To say that India is not capitalizing on its highly acclaimed ‘demographic dividend’ would not be incorrect. The Associated Chambers of Commerce and Industry of India (ASSOCHAM) reports that merely 20% out of the five million students who graduate every year get employed in India. The above figure is substantiated by the 2019 ‘India Skills Report’ by Wheebox, People Strong and CII, which states that only 46% of Indian students are employable.
Industry leaders have often pointed out the lack of conformity between what is taught in classrooms and what is required by the industry. In order to address the skill gap, the Government of India had set up Ministry of Skill Development & Entrepreneurship (MSDE) and schemes under its purview such as Pradhan Mantri Kaushal Vikas Yojana (PMKVY), Skill India, SANKALP and National Skill Development Mission etc. However, despite these schemes and as per a 2016 report by the Labour Bureau, around 58% of unemployed graduates and 62% of post-graduates have mentioned ‘non-availability of jobs matching their skill and education’ as the primary reason for their unemployment.
India needs to look at creating a framework for institutionalizing skill development and vocational education within the school system. To this regard, the new National Education Policy 2020 (NEP) intends to bring a complete overhaul of India’s education system. The NEP 2020 aims to integrate vocational education into mainstream education in a phased manner by creation of a National Higher Education Qualification Framework (NHEQF), which will be coordinated with the National Skills Qualification Framework (NSQF) for ease of mobility between streams. The policy has planned vocational skill exposure starting from the middle and secondary grade through internship opportunities with indigenous artisans, craftsmen and blue-collared professionals.

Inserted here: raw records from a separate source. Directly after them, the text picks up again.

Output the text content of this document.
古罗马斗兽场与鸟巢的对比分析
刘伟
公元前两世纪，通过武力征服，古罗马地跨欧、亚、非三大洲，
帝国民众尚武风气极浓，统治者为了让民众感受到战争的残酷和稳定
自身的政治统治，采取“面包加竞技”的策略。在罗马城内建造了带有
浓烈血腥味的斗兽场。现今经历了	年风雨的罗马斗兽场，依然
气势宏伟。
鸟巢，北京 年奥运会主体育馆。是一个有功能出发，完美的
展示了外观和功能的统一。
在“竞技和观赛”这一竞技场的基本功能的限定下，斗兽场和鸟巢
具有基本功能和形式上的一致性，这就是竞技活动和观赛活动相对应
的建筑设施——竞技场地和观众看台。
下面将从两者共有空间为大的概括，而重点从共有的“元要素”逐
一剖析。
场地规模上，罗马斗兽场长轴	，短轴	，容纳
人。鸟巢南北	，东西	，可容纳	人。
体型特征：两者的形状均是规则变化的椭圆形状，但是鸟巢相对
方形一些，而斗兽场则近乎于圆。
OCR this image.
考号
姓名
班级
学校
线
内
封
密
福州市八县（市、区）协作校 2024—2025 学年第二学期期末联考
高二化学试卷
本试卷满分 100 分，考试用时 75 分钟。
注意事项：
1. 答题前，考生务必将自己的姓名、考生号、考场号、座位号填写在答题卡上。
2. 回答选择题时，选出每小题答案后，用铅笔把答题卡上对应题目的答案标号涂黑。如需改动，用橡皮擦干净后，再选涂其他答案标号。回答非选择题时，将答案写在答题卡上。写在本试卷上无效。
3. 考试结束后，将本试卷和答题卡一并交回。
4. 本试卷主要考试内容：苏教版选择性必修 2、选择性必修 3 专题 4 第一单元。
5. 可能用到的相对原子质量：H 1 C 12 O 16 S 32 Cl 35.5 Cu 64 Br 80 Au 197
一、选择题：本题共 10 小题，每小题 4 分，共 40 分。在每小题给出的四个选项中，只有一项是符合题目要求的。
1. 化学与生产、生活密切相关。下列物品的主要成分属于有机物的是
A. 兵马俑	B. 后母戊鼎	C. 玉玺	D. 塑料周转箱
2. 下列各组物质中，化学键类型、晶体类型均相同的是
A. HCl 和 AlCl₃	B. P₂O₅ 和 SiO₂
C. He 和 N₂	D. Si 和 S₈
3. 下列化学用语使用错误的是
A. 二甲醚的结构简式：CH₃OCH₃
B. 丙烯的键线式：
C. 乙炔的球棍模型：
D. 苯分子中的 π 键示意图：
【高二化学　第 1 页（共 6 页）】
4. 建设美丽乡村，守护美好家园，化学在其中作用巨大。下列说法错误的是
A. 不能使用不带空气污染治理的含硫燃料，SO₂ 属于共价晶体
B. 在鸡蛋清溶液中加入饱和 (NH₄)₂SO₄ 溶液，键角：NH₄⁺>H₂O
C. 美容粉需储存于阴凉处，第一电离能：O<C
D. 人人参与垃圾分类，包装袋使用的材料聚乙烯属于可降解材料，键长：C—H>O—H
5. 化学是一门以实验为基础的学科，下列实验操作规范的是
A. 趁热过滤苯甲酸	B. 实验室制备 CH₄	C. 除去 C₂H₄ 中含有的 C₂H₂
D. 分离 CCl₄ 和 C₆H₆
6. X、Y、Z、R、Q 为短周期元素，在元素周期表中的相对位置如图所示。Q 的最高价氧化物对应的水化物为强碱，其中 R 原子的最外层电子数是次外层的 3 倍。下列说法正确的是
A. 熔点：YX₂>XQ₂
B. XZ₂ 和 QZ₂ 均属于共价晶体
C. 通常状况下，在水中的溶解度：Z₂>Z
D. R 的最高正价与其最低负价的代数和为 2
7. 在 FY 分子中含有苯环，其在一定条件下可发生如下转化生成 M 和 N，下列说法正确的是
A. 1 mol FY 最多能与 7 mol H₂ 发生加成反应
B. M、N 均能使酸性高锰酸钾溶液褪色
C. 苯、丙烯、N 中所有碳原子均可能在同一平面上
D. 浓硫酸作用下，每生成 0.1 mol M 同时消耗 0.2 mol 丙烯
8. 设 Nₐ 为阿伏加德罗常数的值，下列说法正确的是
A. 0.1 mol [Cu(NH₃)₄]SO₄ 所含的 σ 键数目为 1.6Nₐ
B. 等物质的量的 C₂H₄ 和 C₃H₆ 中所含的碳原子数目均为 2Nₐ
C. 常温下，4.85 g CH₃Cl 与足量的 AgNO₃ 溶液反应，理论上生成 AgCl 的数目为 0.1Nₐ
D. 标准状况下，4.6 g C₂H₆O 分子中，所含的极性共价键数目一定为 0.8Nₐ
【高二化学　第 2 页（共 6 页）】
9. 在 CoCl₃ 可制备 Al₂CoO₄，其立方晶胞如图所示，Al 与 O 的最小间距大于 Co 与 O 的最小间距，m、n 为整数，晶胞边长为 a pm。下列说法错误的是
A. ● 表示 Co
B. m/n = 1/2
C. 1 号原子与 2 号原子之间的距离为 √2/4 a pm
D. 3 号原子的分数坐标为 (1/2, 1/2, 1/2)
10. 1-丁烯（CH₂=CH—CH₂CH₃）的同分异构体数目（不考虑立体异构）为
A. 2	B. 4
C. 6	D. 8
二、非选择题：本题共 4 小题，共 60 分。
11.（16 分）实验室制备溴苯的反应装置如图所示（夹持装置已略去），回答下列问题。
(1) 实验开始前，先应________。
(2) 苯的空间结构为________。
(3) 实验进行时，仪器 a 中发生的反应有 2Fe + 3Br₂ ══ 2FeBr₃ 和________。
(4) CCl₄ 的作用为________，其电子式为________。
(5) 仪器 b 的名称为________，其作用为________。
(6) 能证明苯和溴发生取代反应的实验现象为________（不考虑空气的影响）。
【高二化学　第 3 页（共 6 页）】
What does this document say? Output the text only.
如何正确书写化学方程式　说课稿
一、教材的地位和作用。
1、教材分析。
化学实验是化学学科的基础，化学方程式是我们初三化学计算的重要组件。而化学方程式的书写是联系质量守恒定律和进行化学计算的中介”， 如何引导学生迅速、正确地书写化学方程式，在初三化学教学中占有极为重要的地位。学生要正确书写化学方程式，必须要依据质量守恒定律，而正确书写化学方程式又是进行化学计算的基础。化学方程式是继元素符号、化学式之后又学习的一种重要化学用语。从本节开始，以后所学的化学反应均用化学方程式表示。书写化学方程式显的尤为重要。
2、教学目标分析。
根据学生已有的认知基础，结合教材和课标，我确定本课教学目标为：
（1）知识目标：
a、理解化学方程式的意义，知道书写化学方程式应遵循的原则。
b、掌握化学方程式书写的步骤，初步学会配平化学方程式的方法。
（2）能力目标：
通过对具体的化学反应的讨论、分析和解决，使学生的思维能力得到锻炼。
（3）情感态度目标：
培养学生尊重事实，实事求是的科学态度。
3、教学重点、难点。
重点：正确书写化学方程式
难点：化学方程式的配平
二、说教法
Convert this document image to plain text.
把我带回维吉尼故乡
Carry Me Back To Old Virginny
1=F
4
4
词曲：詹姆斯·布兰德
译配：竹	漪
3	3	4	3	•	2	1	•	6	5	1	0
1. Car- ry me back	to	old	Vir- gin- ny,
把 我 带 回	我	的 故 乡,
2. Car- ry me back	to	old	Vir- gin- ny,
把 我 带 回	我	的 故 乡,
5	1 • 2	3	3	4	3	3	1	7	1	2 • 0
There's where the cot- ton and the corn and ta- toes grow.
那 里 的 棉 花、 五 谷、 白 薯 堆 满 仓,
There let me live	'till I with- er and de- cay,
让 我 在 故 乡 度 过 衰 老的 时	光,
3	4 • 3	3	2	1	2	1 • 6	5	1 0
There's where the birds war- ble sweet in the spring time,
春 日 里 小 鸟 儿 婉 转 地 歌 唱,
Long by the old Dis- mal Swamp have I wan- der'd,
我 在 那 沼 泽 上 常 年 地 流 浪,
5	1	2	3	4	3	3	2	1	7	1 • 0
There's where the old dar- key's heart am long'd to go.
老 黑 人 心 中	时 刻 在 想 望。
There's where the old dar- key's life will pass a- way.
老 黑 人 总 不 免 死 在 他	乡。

In alignment with the Sustainable Development Goal 4 which aims to “ensure inclusive and equitable quality education and promote lifelong learning opportunities for all”, the NEP 2020 intends to realize the full potential of India’s demographic dividend. The secondary schools will collaborate with ITIs, polytechnics, local industries etc for integrating vocational education in the educational offerings of the secondary schools. Higher education institutions will offer vocational education in partnership with industry and civil society organizations. The policy aims to expose at least 50% students from schools and higher education institutions to vocational education by 2025. The focus areas for vocational education will be chosen based on skills gap analysis and mapping of local opportunities. National Committee for the Integration of Vocational Education (NCIVE), will be constituted by MHRD, consisting of experts in vocational education and representatives from Ministries and Industries, to oversee the efforts. The NEP 2020 is definitely a right step towards the right direction, however, it needs to be supported by robust structural changes in the current learning ecosystem to ensure holistic development of learners.
The foundations for an effective, efficient and sustainable skill development ecosystem had been laid over the course of the last few years, however, it is time now to build upon it. As per a Bloomberg Economic article and its projections, India’s GDP will grow from $2.7 trillion in 2019 to $5 trillion by 2025 and $8.4 trillion by 2030. Whether we achieve it or not depends on how we capitalize this decade and how effectively we eliminate the causes of disruptions. We must utilize this opportunity to rebuild ourselves rationally and critically with greater impetus. The task is herculean but not impossible. The distance between a probable future and a possible future is always shortened by resilience and determination. Making our youth future ready is a call that we can’t miss!
DISCLAIMER : Views expressed above are the author’s own.